Commentary

A real manufactured controversy: gender-neutral language in Arkansas

Governor’s executive order banning certain words, phrases seems excessive

October 23, 2023 7:00 am
Gov. Sarah Huckabee Sanders (at lectern) announces a ban on “woke, anti-women words” in official state documents on Oct. 19, 2023. (Screen shot from live feed)

Gov. Sarah Huckabee Sanders (at lectern) announces a ban on “woke, anti-women words” in official state documents on Oct. 19, 2023. (Screen shot from live feed)
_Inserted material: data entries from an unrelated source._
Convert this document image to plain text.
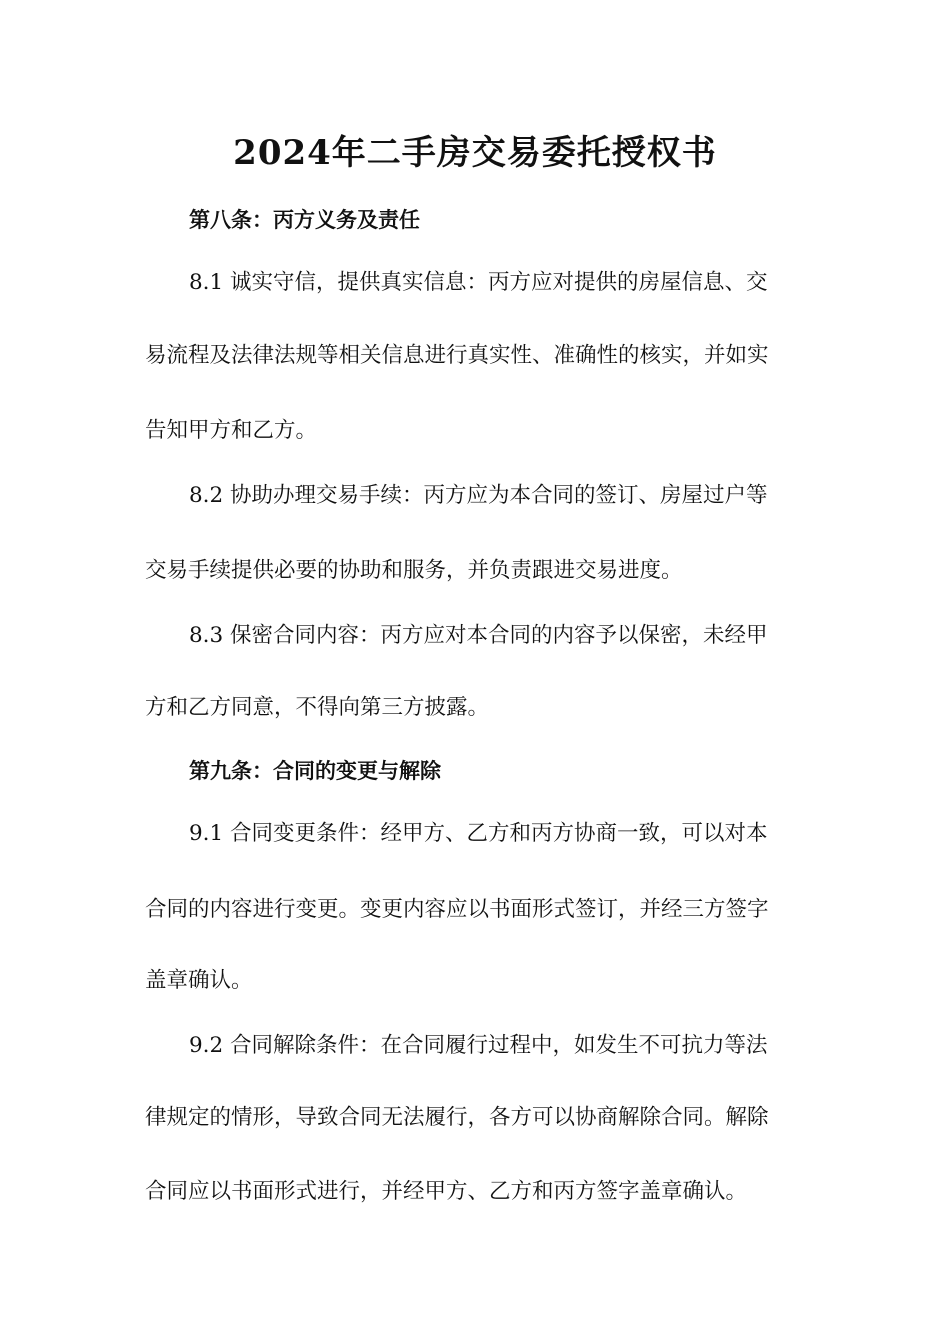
2024年二手房交易委托授权书
第八条：丙方义务及责任
8.1 诚实守信，提供真实信息：丙方应对提供的房屋信息、交
易流程及法律法规等相关信息进行真实性、准确性的核实，并如实
告知甲方和乙方。
8.2 协助办理交易手续：丙方应为本合同的签订、房屋过户等
交易手续提供必要的协助和服务，并负责跟进交易进度。
8.3 保密合同内容：丙方应对本合同的内容予以保密，未经甲
方和乙方同意，不得向第三方披露。
第九条：合同的变更与解除
9.1 合同变更条件：经甲方、乙方和丙方协商一致，可以对本
合同的内容进行变更。变更内容应以书面形式签订，并经三方签字
盖章确认。
9.2 合同解除条件：在合同履行过程中，如发生不可抗力等法
律规定的情形，导致合同无法履行，各方可以协商解除合同。解除
合同应以书面形式进行，并经甲方、乙方和丙方签字盖章确认。
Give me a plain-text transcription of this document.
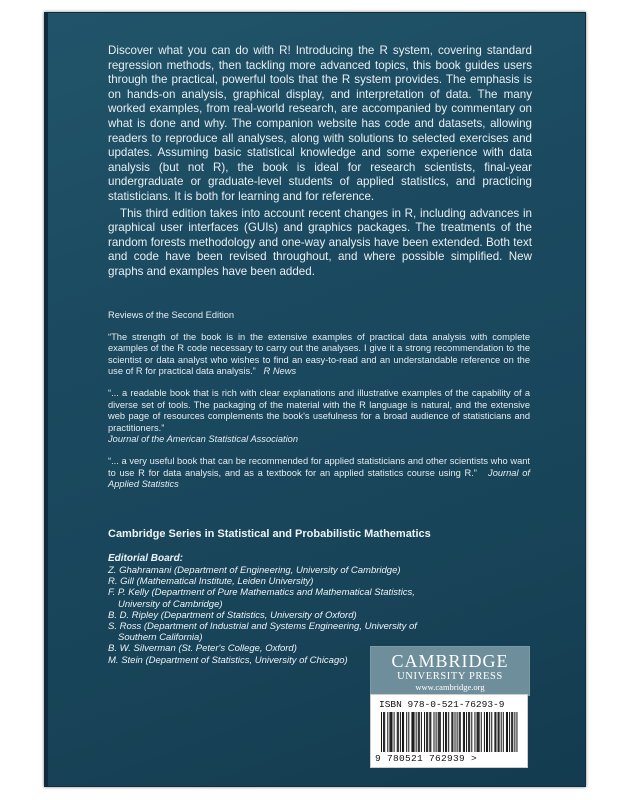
Discover what you can do with R! Introducing the R system, covering standard regression methods, then tackling more advanced topics, this book guides users through the practical, powerful tools that the R system provides. The emphasis is on hands-on analysis, graphical display, and interpretation of data. The many worked examples, from real-world research, are accompanied by commentary on what is done and why. The companion website has code and datasets, allowing readers to reproduce all analyses, along with solutions to selected exercises and updates. Assuming basic statistical knowledge and some experience with data analysis (but not R), the book is ideal for research scientists, final-year undergraduate or graduate-level students of applied statistics, and practicing statisticians. It is both for learning and for reference.

This third edition takes into account recent changes in R, including advances in graphical user interfaces (GUIs) and graphics packages. The treatments of the random forests methodology and one-way analysis have been extended. Both text and code have been revised throughout, and where possible simplified. New graphs and examples have been added.

Reviews of the Second Edition

“The strength of the book is in the extensive examples of practical data analysis with complete examples of the R code necessary to carry out the analyses. I give it a strong recommendation to the scientist or data analyst who wishes to find an easy-to-read and an understandable reference on the use of R for practical data analysis.” R News

“... a readable book that is rich with clear explanations and illustrative examples of the capability of a diverse set of tools. The packaging of the material with the R language is natural, and the extensive web page of resources complements the book's usefulness for a broad audience of statisticians and practitioners.”
Journal of the American Statistical Association

“... a very useful book that can be recommended for applied statisticians and other scientists who want to use R for data analysis, and as a textbook for an applied statistics course using R.” Journal of Applied Statistics

Cambridge Series in Statistical and Probabilistic Mathematics

Editorial Board:

Z. Ghahramani (Department of Engineering, University of Cambridge)

R. Gill (Mathematical Institute, Leiden University)

F. P. Kelly (Department of Pure Mathematics and Mathematical Statistics, University of Cambridge)

B. D. Ripley (Department of Statistics, University of Oxford)

S. Ross (Department of Industrial and Systems Engineering, University of Southern California)

B. W. Silverman (St. Peter's College, Oxford)

M. Stein (Department of Statistics, University of Chicago)	CAMBRIDGE
UNIVERSITY PRESS
www.cambridge.org
ISBN 978-0-521-76293-9
9 780521 762939 >
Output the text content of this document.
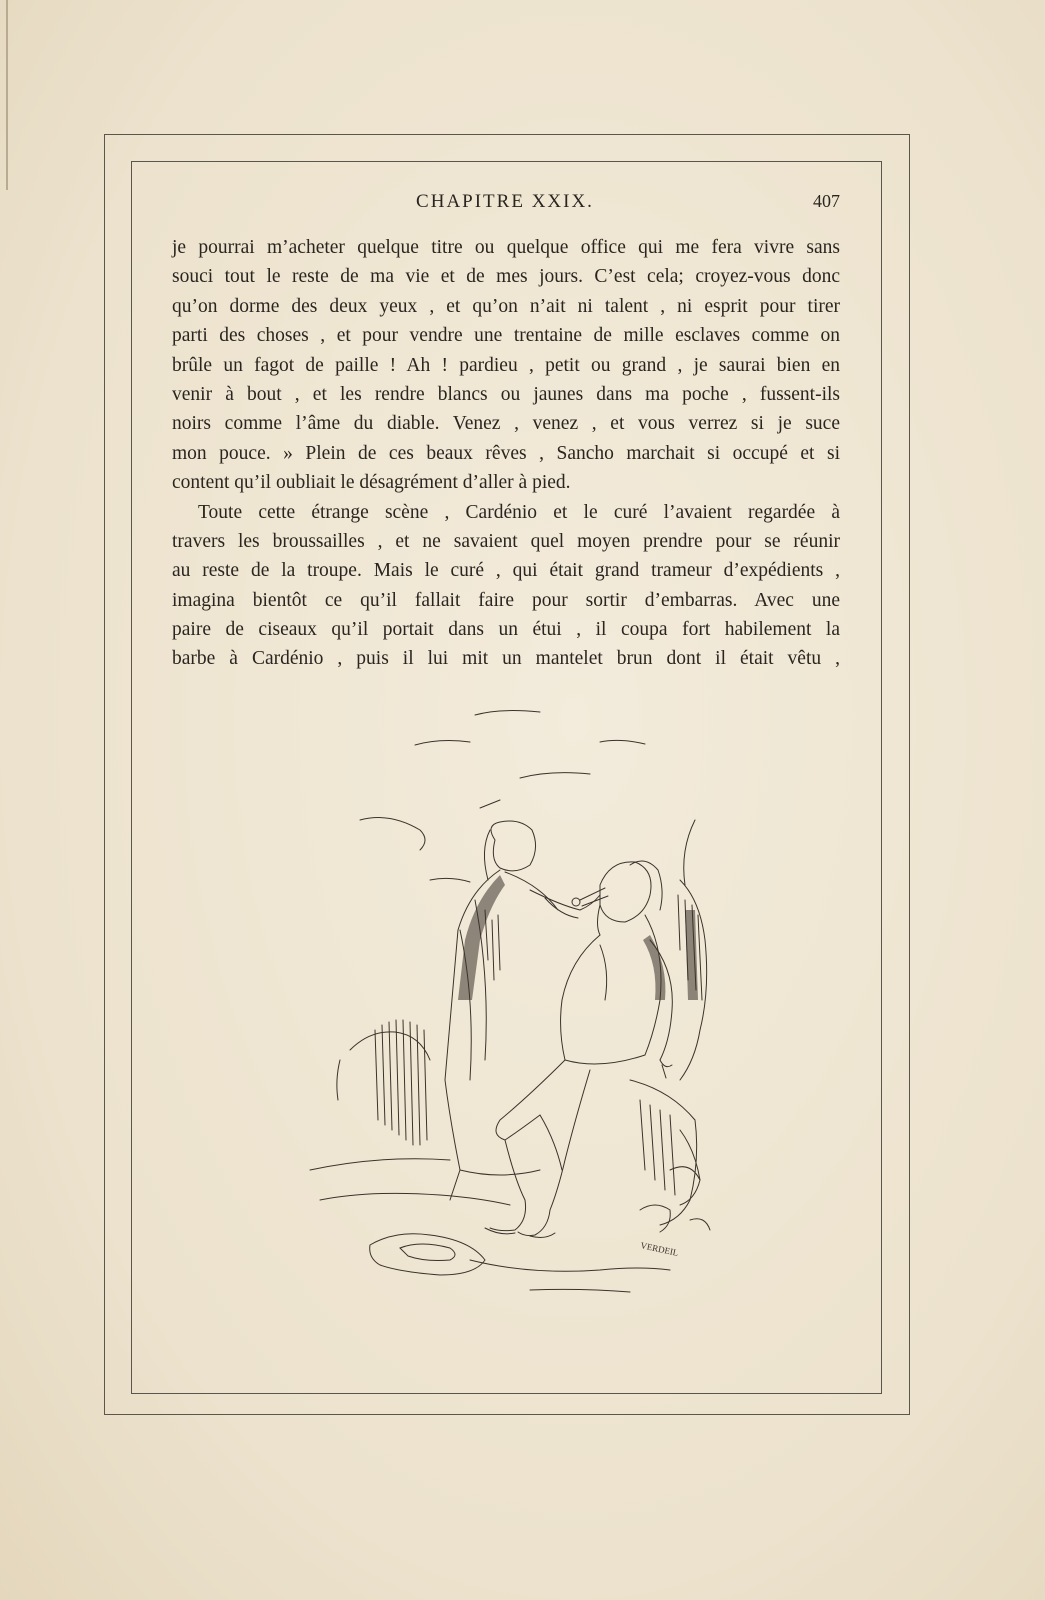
CHAPITRE XXIX.	407
je pourrai m’acheter quelque titre ou quelque office qui me fera vivre sans
souci tout le reste de ma vie et de mes jours. C’est cela; croyez-vous donc
qu’on dorme des deux yeux , et qu’on n’ait ni talent , ni esprit pour tirer
parti des choses , et pour vendre une trentaine de mille esclaves comme on
brûle un fagot de paille ! Ah ! pardieu , petit ou grand , je saurai bien en
venir à bout , et les rendre blancs ou jaunes dans ma poche , fussent-ils
noirs comme l’âme du diable. Venez , venez , et vous verrez si je suce
mon pouce. » Plein de ces beaux rêves , Sancho marchait si occupé et si
content qu’il oubliait le désagrément d’aller à pied.
Toute cette étrange scène , Cardénio et le curé l’avaient regardée à
travers les broussailles , et ne savaient quel moyen prendre pour se réunir
au reste de la troupe. Mais le curé , qui était grand trameur d’expédients ,
imagina bientôt ce qu’il fallait faire pour sortir d’embarras. Avec une
paire de ciseaux qu’il portait dans un étui , il coupa fort habilement la
barbe à Cardénio , puis il lui mit un mantelet brun dont il était vêtu ,
VERDEIL
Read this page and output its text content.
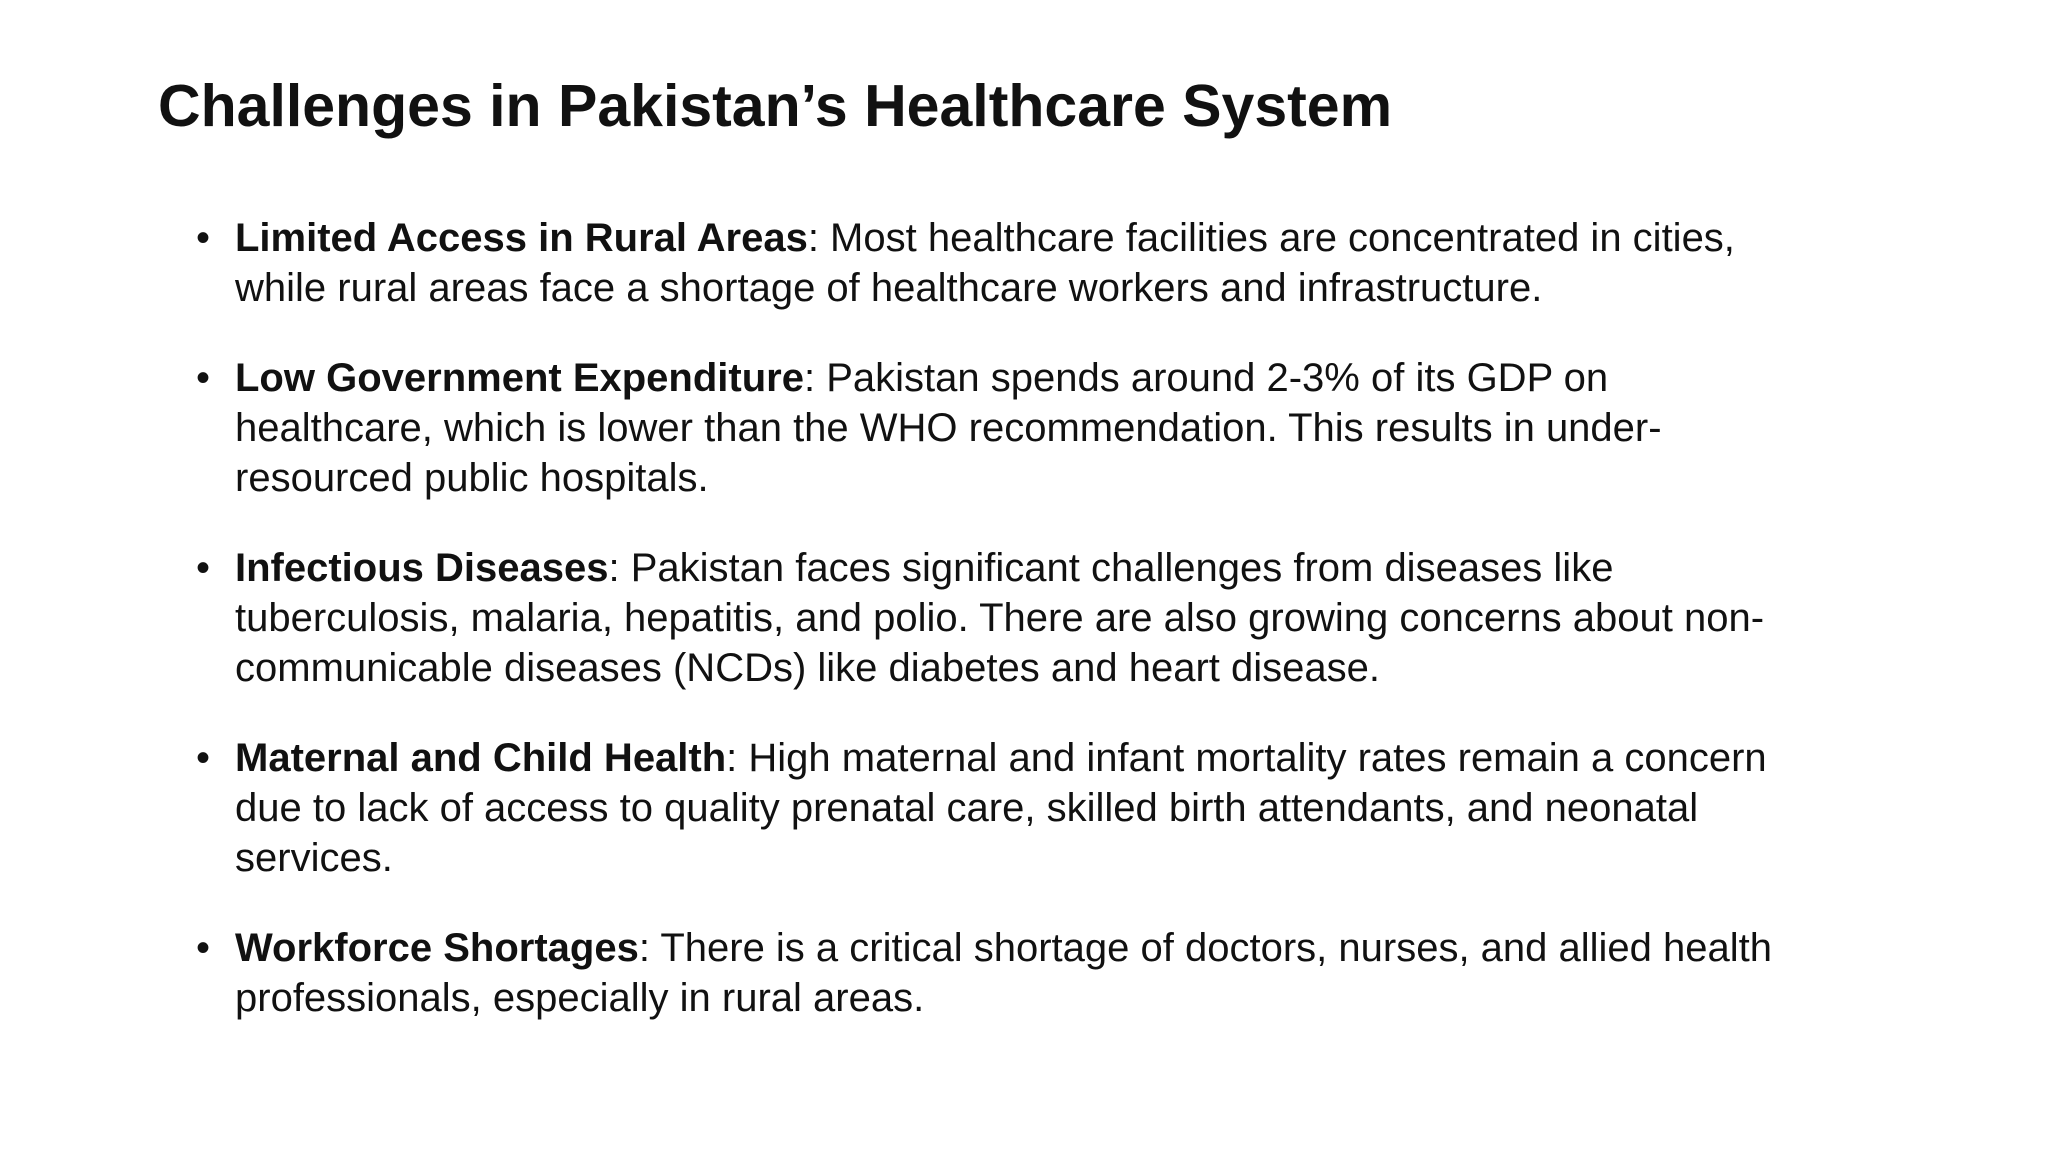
Challenges in Pakistan’s Healthcare System
• Limited Access in Rural Areas: Most healthcare facilities are concentrated in cities,
while rural areas face a shortage of healthcare workers and infrastructure.
• Low Government Expenditure: Pakistan spends around 2-3% of its GDP on
healthcare, which is lower than the WHO recommendation. This results in under-
resourced public hospitals.
• Infectious Diseases: Pakistan faces significant challenges from diseases like
tuberculosis, malaria, hepatitis, and polio. There are also growing concerns about non-
communicable diseases (NCDs) like diabetes and heart disease.
• Maternal and Child Health: High maternal and infant mortality rates remain a concern
due to lack of access to quality prenatal care, skilled birth attendants, and neonatal
services.
• Workforce Shortages: There is a critical shortage of doctors, nurses, and allied health
professionals, especially in rural areas.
Over the past few weeks, Gov. Sarah Huckabee Sanders, her spokesperson Alexa Henning and other officials have uttered the phrase “manufactured controversy” when asked about the now notorious $19,000 lectern.

That’s an easy way for them to ignore or otherwise fail to answer serious questions raised by the purchase of the lectern from a political friend of the governor. I suppose if you say “manufactured controversy” often enough, the crowd of onlookers might get tired and go away.

Fortunately, Arkansas lawmakers directed the state’s independent watchdog agency to audit the purchase and other administration expenses to drill past the tossed-off responses to curious reporters and bloggers.

On Thursday, in an obvious move to deflect Arkansans’ attention from the lectern scandal, Sanders treated us to a real manufactured controversy.

Sanders called a press conference Thursday afternoon to mark the signing of an executive order banning the use of gender-neutral terms, specifically pertaining to pregnancy, in official state documents. Of course, Fox News got the scoop on the ban ahead of the press conference.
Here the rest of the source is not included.